YOU don’t need to read tea leaves to know that it is highly likely that the owners of Hazelwood power station will announce its closure — this week, according to the Herald Sun. While the timing of an announcement has been anyone’s guess, the impact of Hazelwood’s closure shouldn’t be. To insist things will be business as usual is naive and reckless.
To start with, Hazelwood directly employs more than 800 people and, with contractors, there are potentially 1000 jobs at stake.
The Latrobe Valley already has an unemployment rate that is trending upwards. In June this year, when unemployment rates in Bendigo, Ballarat and Shepparton were falling below the national average, with some under 5 per cent, the Latrobe-Gippsland region’s unemployment rate was already at 9 per cent.
Then consider that the four Latrobe Valley power stations represent about 10 per cent of the Latrobe Valley’s employment base.
Power station jobs have a huge impact on the rest of the region’s economy. The Committee for Gippsland researched the link between small businesses and power stations in its Our Region Our Future report. There is a direct and sizeable link.
A local newsagent told me this week he sells about $2000 worth of newspapers to one power station each year. That’s before power station workers individually drop by his shop each morning to buy a newspaper, smokes … and the list goes on. That spending adds up to a $500 million shot into the arm of the Victorian economy every year.

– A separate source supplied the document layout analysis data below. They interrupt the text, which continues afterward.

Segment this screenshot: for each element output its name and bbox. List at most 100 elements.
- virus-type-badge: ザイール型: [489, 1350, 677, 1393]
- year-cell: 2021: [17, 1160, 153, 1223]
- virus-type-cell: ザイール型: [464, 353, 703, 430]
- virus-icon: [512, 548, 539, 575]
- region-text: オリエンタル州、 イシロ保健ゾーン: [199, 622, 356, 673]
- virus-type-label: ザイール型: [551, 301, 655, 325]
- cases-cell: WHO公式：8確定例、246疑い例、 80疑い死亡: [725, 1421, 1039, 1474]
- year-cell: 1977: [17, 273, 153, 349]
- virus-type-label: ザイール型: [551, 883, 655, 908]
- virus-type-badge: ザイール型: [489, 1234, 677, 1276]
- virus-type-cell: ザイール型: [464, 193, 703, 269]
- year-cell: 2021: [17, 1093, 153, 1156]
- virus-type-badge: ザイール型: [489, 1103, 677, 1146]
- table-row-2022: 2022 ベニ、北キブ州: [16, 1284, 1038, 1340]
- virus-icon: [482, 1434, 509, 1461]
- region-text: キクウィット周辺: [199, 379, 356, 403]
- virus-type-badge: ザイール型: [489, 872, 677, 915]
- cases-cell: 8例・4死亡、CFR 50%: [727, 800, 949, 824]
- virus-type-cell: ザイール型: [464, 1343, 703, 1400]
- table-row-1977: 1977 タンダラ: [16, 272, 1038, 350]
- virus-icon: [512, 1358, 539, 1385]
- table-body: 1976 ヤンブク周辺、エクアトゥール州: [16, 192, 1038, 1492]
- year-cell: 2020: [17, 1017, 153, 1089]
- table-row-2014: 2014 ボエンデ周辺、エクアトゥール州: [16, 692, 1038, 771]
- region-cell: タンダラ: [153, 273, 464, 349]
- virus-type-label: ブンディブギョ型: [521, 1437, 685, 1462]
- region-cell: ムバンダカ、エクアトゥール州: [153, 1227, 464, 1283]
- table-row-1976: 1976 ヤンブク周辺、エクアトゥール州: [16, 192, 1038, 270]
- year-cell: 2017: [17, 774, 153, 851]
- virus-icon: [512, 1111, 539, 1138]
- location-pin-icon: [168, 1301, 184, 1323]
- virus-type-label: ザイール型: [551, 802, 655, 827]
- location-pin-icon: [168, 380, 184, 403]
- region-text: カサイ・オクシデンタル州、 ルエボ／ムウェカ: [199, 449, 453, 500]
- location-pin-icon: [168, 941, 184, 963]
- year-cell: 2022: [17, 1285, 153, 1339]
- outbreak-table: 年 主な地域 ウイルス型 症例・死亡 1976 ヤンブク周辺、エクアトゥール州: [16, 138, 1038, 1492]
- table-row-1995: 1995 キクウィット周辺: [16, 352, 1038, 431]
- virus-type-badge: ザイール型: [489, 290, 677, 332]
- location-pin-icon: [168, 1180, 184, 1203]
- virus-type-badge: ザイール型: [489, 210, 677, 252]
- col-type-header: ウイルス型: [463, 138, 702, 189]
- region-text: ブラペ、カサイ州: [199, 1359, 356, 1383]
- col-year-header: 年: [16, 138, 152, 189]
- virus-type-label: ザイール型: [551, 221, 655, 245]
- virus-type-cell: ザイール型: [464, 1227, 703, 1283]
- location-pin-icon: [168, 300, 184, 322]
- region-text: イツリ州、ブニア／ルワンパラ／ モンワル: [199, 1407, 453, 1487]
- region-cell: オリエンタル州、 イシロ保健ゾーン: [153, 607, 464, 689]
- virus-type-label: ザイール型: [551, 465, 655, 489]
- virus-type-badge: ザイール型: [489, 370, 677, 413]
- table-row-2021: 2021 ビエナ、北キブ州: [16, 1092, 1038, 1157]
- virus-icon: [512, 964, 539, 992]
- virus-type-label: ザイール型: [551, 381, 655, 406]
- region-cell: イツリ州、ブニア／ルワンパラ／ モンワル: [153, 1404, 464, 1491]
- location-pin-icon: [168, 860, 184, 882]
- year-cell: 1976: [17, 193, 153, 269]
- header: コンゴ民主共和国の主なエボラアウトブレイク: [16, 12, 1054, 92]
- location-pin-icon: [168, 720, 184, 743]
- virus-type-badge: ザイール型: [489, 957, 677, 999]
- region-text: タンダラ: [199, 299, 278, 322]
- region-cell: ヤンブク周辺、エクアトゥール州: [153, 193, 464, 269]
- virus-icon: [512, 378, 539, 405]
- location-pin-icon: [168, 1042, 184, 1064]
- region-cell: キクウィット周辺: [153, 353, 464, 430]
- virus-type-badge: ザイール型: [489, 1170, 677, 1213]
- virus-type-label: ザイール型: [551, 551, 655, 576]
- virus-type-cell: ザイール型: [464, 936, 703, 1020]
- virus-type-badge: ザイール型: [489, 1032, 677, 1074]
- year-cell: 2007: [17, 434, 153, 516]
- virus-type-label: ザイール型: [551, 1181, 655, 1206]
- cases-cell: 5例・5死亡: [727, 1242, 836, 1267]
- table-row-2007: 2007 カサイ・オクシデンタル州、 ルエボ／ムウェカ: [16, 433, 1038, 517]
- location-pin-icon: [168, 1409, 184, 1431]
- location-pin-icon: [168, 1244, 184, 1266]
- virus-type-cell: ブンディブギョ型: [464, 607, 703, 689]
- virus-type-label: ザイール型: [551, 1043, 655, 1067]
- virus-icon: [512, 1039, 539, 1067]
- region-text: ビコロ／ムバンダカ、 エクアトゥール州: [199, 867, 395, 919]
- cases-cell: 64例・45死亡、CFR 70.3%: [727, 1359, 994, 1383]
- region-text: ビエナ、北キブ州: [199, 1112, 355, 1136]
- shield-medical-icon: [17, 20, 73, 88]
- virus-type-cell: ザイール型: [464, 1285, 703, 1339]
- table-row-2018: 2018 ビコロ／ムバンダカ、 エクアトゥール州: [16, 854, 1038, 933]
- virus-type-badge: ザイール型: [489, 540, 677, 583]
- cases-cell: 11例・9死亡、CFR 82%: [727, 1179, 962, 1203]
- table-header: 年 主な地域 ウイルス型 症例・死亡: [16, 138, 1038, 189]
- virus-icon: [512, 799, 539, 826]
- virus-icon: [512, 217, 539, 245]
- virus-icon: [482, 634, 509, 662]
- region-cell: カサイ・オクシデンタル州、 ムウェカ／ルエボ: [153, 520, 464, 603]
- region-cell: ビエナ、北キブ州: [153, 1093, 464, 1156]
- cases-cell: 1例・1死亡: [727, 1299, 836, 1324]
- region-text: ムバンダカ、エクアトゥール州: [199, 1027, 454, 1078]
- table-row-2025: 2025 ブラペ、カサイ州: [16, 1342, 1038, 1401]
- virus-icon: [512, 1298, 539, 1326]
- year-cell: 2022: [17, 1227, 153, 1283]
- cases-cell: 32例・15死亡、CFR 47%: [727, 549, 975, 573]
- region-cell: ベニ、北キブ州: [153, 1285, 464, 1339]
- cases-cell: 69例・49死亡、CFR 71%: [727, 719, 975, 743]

A lot has been said about the impact of a closure on the electricity market and power prices, with attention sharpened in the wake of South Australia’s blackouts.
With the decline in Victoria’s manufacturing industry, there is less demand in the market at the moment, which means security of supply concerns are not as high as they might have been a couple of years ago. That said, there will be an impact on prices. As Danny Price from Frontier Economics says, the mistake people make when assessing the impact of Hazelwood’s closure is they say there will be enough electricity generation to meet the demand … but you are effectively taking out a major competitor from the market.
A Hazelwood closure would constrict supply and make the remaining three Latrobe Valley power stations — where Victoria will still look to for the majority of its baseload electricity for decades to come — more viable.
Therein lies the conflict. Yes, we need to lower carbon emissions. That needs to be done in the most efficient manner possible. Technology has to come before ideology and governments should focus on fuel and technology neutral responses to this challenge. Carbon capture and storage offers one important part of the answer.
The Intergovernmental Panel on Climate Change says it will be 138 per cent more expensive to meet the Paris climate conference agreements without the use of CCS. But there are plenty of activist groups shouting it down because it uses coal, albeit in a more efficient way. It is a self-defeating argument for these groups that risks further jobs.
A power station closure shouldn’t be used as a Trojan horse to leave the Latrobe Valley’s 500 years worth of coal resource stranded beneath the earth. Aside from electricity generation, there are hundreds of jobs and millions of dollars in revenue for Gippsland through projects such as coal to hydrogen for electricity fuelled cars, or import replacement coal to fertiliser that will go straight to Australian farms.
Gippsland and the Latrobe Valley can’t afford to have job and investment opportunities ripped away by ideological activists who have no regard for the region beyond their own closure crusade.
If there is an imminent closure in the wings, Gippsland needs the Victorian and Federal governments to work as partners with the region. Gippslanders will have a low tolerance for any whiff of politics in this process.
There will need to be a transitional strategy led by state and federal government. One of its priorities has to be an immediate pipeline of infrastructure projects. That serves two purposes. One, as a buffer for the immediate job losses in the construction of these projects and two, to fast-track the development of other industries Gippsland thrives at, whether that be in education, transport or healthcare.
Despite challenges, Gippsland has world-class industries in manufacturing, agribusiness and resources. Victoria needs them for its own success.
Country Australia has battled through bushfires and floods. But Gippsland has been asked to see off bushfires, floods as well as restructure and recession.
The Latrobe Valley has a community of resilient, can-do people. Victoria needs to be invested in their future. The rest of the state will need this region fighting fit for the long run.